Angelides was joined at the news conferences by parents, teachers and education officials, including Nancy Waltz, president of the San Juan Teachers Association; Mary Jane Keogh, president of the San Ramon Teachers Association; George Young, president of the Chico Unified Teachers Association; and Jim Groth, president of the Chula Vista Teachers Association. The groups asked the governor and lawmakers to seriously consider new revenue options to help ensure a well-educated workforce for California's future.
In a letter sent to Gov. Davis and legislative leaders earlier in the week, Angelides charged that the Republican minority in the state Legislature "is refusing to even rationally discuss balanced and fair approaches" to balancing the budget. Their stance "is undermining our fiscal integrity and blocking the critical investments needed to assure California's continued progress." At the news conferences, he asked the governor and lawmakers to "change course on the debate over the budget," and to ensure that the state meets its core responsibility of educating the children of California.

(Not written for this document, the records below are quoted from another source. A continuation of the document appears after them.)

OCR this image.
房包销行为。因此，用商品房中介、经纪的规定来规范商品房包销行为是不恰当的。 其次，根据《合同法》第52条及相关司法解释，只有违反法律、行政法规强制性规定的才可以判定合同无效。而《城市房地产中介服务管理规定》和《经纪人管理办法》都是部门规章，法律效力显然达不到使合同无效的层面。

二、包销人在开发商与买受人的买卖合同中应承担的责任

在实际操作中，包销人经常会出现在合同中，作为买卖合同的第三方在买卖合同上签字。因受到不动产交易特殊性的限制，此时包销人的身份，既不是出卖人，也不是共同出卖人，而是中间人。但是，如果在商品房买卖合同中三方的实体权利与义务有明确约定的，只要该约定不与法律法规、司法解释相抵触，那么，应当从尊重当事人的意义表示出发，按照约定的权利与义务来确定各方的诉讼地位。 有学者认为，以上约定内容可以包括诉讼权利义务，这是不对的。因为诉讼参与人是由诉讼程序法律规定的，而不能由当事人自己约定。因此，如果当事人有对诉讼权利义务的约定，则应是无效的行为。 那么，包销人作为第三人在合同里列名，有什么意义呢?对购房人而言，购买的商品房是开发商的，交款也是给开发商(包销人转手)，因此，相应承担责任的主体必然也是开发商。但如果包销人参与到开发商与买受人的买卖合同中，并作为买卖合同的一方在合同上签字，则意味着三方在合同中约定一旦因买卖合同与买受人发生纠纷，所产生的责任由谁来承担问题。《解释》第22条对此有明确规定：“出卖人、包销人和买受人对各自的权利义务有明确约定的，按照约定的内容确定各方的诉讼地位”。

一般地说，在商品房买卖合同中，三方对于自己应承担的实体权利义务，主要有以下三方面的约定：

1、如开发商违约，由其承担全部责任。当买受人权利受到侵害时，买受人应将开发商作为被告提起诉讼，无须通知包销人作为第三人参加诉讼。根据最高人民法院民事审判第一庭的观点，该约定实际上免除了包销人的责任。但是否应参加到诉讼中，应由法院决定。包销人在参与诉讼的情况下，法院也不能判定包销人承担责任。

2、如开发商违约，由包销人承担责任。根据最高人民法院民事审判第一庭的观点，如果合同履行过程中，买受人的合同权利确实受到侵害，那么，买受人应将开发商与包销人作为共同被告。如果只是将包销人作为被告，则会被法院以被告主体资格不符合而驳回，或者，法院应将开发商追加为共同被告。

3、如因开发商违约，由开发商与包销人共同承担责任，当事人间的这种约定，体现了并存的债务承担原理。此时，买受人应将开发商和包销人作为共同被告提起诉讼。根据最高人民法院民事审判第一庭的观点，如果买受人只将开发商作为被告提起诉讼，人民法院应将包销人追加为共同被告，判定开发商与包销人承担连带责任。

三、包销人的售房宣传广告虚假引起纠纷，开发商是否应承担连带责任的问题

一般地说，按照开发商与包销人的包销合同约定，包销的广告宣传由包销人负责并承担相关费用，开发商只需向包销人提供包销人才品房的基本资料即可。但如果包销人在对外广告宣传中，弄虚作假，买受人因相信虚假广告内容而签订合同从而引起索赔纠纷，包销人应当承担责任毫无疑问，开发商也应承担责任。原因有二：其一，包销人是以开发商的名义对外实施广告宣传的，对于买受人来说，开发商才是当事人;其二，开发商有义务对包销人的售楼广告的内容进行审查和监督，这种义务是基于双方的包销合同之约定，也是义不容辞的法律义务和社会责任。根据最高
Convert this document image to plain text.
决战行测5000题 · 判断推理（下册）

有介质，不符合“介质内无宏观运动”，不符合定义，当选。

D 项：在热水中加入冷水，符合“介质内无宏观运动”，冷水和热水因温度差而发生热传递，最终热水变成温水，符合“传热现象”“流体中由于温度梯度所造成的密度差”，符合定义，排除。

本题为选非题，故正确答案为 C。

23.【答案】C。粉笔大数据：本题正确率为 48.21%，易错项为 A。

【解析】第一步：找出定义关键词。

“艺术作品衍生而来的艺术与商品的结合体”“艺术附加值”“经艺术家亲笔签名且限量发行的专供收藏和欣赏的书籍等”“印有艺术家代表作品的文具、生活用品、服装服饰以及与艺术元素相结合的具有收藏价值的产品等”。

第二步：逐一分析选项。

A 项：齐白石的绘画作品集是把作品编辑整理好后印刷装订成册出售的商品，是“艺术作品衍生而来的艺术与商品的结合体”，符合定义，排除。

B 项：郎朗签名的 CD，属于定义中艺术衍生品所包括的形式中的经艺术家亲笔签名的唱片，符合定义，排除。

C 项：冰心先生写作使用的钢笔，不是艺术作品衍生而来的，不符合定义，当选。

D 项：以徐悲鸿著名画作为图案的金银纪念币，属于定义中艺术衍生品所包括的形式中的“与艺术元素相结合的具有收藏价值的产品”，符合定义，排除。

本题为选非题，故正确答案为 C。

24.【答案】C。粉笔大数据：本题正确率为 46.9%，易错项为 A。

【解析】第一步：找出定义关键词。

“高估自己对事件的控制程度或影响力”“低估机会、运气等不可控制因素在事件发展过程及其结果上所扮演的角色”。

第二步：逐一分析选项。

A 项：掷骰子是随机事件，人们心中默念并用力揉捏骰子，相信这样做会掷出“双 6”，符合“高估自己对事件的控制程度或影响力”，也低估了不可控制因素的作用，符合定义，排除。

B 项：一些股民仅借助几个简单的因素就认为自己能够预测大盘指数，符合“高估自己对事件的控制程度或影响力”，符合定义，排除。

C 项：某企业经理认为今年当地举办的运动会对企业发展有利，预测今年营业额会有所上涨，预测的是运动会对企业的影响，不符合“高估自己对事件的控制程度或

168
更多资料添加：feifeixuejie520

"The strength of our economy in the decades ahead will be in large part dictated by the smart investments we make today in the public fabric of our society," Angelides wrote in his letter. "No other endeavor more aptly illustrates this principle than the education of our state's youth."
Each year, he said, Californians spend more on automobiles than they do on the education of children and more than 10 times what's spent on behalf of the state's university system.
Nothing has transpired over the last year to lead Californians "to retreat from our commitment to first-class schools," Angelides wrote in his letter. "Indeed, there is ample evidence that our increased investment in education over the past few years already has begun to yield positive results."
Acknowledging that "no one likes new or higher taxes," he pointed to economist Stephen Levy of the Center for Continuing Study of the California Economy and Nobel recipient Joseph Stiglitz, whose studies have concluded that temporary tax increases to pay for critical investments such as education represent better economic policy than deep spending cuts.